A Rosh Hodesh Nissan Seminar for Women at the OU Center has four speakers, two women, Geula Twersky and Rebecca Rubinstein, and two men, Rabbis Yitzhak Breitowitz and Yosef Zvi Rimon; whereas the same organization is hosting its third annual Man’s Seder, advertised as a “Men’s Night Out,” at which there will be only one speaker – Rabbi Sam Shor.
While there is a halachic prohibition on men listening to the voice of a woman singing, there appears to be no prohibition on listening to her speak. After all, it states in the Bible that God told Abraham to listen to Sarah. True, she was his wife, but situations involving individuals are often seen as commandments to the masses.
■ HISTORIAN AUTHOR and broadcaster Yanky Fachler is known as one of Ireland’s leading raconteurs, especially with regard to the history of Ireland’s Jewish community. After living in Israel for several years, Fachler moved to Ireland, where he founded the Jewish Historical Society of Ireland.
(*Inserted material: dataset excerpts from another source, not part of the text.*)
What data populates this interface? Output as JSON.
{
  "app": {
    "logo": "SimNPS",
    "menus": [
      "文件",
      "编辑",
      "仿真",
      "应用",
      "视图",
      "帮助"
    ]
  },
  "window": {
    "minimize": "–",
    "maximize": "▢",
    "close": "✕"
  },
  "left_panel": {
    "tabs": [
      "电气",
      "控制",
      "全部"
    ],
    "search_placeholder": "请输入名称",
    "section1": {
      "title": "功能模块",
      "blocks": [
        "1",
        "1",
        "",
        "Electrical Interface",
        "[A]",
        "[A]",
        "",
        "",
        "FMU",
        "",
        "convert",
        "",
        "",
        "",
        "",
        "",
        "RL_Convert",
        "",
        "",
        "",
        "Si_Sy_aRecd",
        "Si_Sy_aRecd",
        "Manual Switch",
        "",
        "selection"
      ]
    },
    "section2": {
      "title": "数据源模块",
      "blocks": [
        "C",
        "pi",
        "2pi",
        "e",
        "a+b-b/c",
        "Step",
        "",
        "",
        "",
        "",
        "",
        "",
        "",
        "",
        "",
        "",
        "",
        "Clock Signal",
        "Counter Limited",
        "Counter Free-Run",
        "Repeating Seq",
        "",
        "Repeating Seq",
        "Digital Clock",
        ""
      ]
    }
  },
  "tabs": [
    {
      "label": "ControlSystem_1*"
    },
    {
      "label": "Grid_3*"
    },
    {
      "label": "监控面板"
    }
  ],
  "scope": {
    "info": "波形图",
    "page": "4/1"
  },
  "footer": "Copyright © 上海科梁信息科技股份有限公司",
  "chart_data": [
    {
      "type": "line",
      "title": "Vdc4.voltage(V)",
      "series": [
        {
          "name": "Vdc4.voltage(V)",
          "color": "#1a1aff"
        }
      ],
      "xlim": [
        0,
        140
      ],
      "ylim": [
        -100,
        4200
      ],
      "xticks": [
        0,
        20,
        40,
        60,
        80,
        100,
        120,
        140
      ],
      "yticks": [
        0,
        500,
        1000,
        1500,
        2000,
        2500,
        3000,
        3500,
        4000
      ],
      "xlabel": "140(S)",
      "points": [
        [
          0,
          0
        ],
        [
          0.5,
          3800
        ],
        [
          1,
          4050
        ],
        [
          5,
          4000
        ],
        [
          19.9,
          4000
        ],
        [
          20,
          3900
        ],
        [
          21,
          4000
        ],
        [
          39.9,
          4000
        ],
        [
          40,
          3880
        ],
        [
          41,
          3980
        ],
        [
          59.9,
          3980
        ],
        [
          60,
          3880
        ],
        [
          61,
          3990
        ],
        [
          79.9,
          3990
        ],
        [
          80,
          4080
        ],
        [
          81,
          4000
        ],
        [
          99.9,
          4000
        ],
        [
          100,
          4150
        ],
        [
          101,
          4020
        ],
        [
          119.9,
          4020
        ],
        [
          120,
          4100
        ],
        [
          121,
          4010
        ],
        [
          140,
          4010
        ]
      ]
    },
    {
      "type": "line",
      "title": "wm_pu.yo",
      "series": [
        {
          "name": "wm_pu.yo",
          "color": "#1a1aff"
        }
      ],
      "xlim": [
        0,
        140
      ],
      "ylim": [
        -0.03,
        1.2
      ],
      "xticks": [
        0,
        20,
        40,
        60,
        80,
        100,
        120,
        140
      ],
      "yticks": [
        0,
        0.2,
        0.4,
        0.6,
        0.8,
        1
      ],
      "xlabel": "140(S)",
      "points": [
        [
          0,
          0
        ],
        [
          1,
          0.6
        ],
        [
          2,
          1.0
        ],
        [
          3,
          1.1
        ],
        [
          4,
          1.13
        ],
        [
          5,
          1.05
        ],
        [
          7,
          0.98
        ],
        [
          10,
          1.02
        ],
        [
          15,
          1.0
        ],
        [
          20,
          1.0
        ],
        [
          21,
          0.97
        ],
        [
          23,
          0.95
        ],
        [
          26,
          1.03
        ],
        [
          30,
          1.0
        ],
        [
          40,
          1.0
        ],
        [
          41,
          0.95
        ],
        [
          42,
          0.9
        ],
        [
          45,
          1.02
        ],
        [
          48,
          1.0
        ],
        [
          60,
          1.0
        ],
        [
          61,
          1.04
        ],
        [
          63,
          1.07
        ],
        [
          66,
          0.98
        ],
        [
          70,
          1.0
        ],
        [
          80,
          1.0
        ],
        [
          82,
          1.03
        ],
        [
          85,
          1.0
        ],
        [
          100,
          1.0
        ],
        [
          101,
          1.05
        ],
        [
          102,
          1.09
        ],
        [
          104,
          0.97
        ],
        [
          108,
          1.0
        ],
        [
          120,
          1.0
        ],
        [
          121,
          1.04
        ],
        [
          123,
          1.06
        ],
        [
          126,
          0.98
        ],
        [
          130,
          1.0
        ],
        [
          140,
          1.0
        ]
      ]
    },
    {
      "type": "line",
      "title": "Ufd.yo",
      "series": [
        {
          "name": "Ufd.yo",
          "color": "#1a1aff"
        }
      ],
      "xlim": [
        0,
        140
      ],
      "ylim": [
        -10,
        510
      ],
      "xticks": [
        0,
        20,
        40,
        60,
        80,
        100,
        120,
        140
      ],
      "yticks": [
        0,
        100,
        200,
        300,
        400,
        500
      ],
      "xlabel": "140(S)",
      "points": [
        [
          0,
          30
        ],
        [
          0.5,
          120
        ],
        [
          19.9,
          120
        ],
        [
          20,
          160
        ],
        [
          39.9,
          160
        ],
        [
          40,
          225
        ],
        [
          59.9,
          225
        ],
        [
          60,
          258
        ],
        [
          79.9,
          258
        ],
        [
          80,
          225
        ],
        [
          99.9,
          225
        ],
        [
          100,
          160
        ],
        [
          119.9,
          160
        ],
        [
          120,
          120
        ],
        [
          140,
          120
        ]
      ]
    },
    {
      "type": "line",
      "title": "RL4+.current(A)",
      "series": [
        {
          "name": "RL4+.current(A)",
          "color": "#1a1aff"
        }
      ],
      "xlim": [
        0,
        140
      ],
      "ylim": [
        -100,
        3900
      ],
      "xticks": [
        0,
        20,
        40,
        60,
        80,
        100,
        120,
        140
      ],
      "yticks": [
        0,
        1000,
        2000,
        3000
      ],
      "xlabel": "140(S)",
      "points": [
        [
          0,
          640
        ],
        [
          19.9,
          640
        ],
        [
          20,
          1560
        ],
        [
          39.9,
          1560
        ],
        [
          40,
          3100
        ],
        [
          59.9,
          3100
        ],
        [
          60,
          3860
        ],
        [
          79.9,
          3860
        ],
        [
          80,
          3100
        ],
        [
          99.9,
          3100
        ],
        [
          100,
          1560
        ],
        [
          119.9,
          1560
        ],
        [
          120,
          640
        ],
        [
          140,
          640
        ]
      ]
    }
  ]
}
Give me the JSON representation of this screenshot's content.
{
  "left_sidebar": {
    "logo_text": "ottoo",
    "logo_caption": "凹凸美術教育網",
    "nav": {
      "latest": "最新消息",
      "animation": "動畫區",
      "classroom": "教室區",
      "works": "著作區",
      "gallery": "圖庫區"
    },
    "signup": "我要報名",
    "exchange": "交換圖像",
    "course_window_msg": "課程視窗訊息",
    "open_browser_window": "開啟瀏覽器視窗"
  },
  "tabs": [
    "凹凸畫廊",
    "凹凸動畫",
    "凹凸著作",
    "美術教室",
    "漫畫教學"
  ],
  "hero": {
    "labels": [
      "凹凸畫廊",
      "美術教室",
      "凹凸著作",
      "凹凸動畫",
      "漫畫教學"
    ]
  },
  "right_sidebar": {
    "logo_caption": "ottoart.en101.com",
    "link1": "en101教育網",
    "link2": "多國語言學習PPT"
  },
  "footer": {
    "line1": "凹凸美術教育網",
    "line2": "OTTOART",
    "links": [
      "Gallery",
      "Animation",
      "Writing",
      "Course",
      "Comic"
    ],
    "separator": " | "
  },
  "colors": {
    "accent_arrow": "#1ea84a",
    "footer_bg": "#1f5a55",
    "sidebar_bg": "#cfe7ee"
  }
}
Whenever he returns to Israel, which is home to several of his close relatives, he is in high demand as a speaker.
He has also addressed audiences in the UK, US, Poland and the Czech Republic. He is currently in Israel and will speak to the Israel Branch of the British Historical Society on Monday, March 25, at 7:45 p.m. at Beit Avi Chai. Several countries have what they consider to be an equivalent to Oscar Schindler, the hero of the book and film Schindler’s List. Ireland’s Schindler, Marcus Witztum, will be the subject of Fachler’s address. Witztum was a Polish-born textile merchant living in Dublin.
When Ireland was interested in importing experts in various industrial fields into the country. Witztum saw this as an opportunity to bring in Jewish textile experts to boost Ireland’s textile industry and thus was able to save them from the fate the Nazis had determined for the Jewish people.